Nispeten yavaş hareket eden mekanik panjur perdeleri kullanmak yerine, Pockels hücreleri gibi elektro-optik cihazlar kepenk olarak kullanılabilir. Yaygın olarak kullanılmasalar da, nesne hareket ederken flaş senkronizasyon sınırlamaları ve görüntü bozulmaları gibi hareketli perde panjurları ile ilgili sorunları tamamen ortadan kaldırırlar. Bu tür kepenkler, mekanik kepenklerden önemli ölçüde daha maliyetlidir.

Döner odak düzlemli deklanşör

Yatay Leica ve dikey Kare FP kepenklerinin yanı sıra, başka tipte FP kepenkleri de mevcuttur. En belirgin olanı döner veya sektör FP deklanşörüdür. Döner disk deklanşör filmi film kameralarda yaygın, ama yine kameralar nadirdir. Bunlar, filmin önünde bir kesim kesimi olan yuvarlak bir metal plakayı döndürür. Teoride, döner kepenkler sektör kesimini daraltarak veya genişleterek (üst üste binen iki plaka kullanarak ve örtüşmeyi değiştirerek) ve/veya plakayı daha hızlı veya daha yavaş döndürerek hızlarını kontrol edebilir. Bununla birlikte, basitlik adına, çoğu fotoğraf makinesi döner panjuru sabit kesiklere sahiptir ve dönüş hızını değiştirir. Olympus Pen F ve Kalem FT (1963 ve 1966, Japonya'dan her ikisi) yarım çerçeve 35 mm SLR 1/500 s yarım daire şeklinde bir titanyum plaka döndürülmüştür.

Yarım daire biçimli döner kepenkler ayrıca sınırsız X-senkron hızı avantajına sahiptir, ancak tüm döner FP kepenkleri, plaka dönüşü için gereken yığın dezavantajına sahiptir.

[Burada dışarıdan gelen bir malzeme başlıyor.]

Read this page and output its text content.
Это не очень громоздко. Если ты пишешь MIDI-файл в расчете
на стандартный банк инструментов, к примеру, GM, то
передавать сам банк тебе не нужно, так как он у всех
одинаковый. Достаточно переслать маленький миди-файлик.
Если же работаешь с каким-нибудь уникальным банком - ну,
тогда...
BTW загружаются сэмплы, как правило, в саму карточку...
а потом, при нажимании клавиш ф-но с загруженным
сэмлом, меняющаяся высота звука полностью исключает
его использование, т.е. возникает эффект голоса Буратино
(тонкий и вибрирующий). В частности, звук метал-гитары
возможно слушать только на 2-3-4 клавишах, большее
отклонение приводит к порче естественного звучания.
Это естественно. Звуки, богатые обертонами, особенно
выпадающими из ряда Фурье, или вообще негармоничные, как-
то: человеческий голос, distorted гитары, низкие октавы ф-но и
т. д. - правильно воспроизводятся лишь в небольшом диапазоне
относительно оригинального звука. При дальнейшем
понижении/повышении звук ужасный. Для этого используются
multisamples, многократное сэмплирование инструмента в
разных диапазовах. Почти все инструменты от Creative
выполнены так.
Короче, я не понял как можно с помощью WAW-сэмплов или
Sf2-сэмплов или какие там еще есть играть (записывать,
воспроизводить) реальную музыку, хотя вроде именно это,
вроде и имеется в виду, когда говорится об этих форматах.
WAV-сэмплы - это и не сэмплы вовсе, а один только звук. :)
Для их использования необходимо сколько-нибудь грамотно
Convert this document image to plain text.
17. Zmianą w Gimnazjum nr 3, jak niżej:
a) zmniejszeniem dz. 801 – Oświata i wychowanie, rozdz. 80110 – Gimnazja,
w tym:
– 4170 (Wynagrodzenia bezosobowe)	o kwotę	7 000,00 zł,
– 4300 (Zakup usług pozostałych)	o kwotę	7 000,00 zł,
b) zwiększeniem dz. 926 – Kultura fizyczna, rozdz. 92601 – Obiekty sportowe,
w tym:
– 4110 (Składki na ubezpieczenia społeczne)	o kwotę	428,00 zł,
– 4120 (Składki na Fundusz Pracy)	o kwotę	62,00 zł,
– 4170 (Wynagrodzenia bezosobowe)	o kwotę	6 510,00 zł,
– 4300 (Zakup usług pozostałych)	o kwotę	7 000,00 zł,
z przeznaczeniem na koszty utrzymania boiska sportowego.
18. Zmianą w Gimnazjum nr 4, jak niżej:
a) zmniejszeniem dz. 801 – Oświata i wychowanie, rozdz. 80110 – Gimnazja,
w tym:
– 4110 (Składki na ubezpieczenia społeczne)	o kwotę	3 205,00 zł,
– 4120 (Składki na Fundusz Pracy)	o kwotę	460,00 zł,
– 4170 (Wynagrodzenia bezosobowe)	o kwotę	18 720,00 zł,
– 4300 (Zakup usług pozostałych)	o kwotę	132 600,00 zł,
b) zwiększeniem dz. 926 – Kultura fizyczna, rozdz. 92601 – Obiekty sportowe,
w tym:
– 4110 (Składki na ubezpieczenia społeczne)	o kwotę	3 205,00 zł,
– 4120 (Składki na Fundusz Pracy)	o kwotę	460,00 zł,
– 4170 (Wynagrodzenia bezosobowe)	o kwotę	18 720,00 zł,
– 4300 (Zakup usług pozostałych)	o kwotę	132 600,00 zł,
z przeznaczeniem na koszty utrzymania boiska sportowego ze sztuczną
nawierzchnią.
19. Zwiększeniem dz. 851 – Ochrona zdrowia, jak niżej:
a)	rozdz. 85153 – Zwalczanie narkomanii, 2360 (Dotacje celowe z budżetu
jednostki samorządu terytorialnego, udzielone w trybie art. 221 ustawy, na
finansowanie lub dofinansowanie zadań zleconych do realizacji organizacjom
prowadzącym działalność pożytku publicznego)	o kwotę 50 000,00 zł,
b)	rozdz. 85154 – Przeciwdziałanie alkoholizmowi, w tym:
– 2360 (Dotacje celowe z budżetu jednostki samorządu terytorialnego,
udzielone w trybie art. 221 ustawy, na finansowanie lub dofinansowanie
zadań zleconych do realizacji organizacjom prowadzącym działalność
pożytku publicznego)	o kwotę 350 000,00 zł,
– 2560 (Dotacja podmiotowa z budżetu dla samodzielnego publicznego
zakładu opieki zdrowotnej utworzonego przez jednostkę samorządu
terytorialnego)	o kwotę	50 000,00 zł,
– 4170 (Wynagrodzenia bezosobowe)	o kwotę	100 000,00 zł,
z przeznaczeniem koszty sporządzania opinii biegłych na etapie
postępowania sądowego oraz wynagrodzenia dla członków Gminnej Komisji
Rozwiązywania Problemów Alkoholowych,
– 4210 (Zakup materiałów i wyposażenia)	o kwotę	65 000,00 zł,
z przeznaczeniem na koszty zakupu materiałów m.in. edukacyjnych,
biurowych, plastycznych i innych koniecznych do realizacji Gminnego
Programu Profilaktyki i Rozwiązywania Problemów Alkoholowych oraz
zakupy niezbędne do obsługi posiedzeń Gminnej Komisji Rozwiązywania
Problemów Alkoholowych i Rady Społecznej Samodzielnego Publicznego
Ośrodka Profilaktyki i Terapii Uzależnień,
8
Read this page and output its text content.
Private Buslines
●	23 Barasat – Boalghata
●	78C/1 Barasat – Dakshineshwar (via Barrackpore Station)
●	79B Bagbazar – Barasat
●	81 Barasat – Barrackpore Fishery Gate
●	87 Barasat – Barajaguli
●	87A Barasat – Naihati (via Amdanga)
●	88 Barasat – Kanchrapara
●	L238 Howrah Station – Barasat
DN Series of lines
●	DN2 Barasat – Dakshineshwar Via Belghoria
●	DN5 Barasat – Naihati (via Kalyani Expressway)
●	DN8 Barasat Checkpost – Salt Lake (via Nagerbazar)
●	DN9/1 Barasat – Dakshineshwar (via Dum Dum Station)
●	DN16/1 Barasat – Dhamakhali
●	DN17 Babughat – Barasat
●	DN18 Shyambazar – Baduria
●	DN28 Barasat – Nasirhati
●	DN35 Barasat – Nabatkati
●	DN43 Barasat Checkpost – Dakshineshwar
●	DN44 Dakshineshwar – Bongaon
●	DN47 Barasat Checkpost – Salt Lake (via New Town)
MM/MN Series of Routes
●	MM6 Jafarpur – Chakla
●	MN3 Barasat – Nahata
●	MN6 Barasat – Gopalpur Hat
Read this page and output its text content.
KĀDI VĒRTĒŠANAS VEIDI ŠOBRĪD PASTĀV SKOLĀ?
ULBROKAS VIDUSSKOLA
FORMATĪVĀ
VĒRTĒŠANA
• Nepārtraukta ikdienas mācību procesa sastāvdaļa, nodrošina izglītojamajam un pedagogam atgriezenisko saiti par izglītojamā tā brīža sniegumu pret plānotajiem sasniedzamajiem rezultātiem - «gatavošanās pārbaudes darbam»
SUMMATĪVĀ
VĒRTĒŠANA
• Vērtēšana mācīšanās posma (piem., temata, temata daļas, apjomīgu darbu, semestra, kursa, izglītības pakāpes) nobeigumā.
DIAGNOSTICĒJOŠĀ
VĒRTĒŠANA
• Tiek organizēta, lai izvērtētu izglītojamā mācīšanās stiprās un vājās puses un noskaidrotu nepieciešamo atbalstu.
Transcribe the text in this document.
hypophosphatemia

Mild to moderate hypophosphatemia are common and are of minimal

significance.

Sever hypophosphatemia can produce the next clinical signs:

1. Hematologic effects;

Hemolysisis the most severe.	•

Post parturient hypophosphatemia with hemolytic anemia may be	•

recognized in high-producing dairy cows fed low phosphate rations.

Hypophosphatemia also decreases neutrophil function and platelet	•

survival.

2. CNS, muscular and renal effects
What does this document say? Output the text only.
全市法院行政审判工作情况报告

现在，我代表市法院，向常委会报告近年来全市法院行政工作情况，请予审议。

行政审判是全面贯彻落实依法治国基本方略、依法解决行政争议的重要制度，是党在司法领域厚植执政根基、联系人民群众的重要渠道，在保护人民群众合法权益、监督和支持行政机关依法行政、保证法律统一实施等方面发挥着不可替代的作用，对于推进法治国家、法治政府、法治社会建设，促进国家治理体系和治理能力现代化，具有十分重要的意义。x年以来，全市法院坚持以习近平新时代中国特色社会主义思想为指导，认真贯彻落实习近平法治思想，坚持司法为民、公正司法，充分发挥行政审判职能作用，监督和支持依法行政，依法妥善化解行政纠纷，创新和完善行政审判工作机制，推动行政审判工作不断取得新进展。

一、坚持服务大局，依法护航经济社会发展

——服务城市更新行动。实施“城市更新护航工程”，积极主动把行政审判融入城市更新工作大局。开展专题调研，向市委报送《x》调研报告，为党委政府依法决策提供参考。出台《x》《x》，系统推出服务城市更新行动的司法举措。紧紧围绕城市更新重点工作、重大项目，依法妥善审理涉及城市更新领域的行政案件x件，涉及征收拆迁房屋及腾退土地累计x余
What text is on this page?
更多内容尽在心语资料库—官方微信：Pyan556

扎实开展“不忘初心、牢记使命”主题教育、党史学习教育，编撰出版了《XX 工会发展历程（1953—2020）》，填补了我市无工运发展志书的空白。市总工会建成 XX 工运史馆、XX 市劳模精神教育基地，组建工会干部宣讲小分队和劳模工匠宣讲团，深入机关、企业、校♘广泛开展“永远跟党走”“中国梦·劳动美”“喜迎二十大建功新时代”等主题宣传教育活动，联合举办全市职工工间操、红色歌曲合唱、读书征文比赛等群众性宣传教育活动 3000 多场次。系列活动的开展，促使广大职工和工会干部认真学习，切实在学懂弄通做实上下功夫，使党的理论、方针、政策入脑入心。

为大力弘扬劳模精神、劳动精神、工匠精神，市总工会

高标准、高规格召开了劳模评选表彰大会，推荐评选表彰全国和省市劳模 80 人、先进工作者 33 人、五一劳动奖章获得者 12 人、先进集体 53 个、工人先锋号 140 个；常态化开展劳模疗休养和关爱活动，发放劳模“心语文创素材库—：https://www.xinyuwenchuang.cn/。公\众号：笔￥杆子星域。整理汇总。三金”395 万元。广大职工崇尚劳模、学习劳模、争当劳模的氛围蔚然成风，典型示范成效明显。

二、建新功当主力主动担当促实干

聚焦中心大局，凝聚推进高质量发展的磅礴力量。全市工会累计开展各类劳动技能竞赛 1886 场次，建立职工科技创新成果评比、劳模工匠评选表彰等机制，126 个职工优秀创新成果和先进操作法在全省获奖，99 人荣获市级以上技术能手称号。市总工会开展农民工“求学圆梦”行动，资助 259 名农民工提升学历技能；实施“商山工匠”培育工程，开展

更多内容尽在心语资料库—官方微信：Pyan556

Univex cıva (1938, ABD) yarım çerçeve 35 mm kamera kendi 1/1000 döner çekim karşılamak için, ana gövdenin üst kenarından çıkıntı yapan bir çok büyük bir kubbe vardı. Ayrıca, pozlama bezinin açısal taraması nedeniyle çok yüksek hızda çok sıra dışı bozulma üretirler. Plaka için bıçak kasnakları kullanılarak yığın azaltılabilir, ancak daha sonra döner FP deklanşörü esasen normal kanatlı bir FP deklanşörü haline gelir.

Döner tambur odak düzlemli deklanşör

Yarık deklanşörün filmin yanından geçtiği Widelux F7 panoramik kameranın arkadan görünümü
Dönen lens silindirini gösteren Widelux'ün önden görünümü

Döner tambur, Panon Widelux (1959, Japonya) ve KMZ Horizont (1968, Sovyetler Birliği) gibi birçok özel panoramik kamerada kullanılan sıra dışı bir FP deklanşörüdür . Ekstra geniş bir görüş alanı elde etmek için son derece kısa odak uzunluklu ( geniş açı ) bir lens kullanmak yerine, bu kameralar, arka dikey yarıklı bir tambur içinde kapsüllenmiş orta genişlikte bir lense sahiptir. Tamburun tamamı merceğin arka düğüm noktası üzerinde yatay olarak döndürüldüğünden, yarık, kavisli bir odak düzlemine karşı tutulan film üzerine ekstra geniş en-boy oranına sahip bir görüntüyü siler. Widelux , Lux 26 mm f/2.8 lensli 135 film üzerinde 24×59 mm çerçeve içinde 140° genişliğinde bir görüntü ve sabit bir yarık genişliğinde dönüş hızını değiştirerek kontrollü deklanşör hızı üretti .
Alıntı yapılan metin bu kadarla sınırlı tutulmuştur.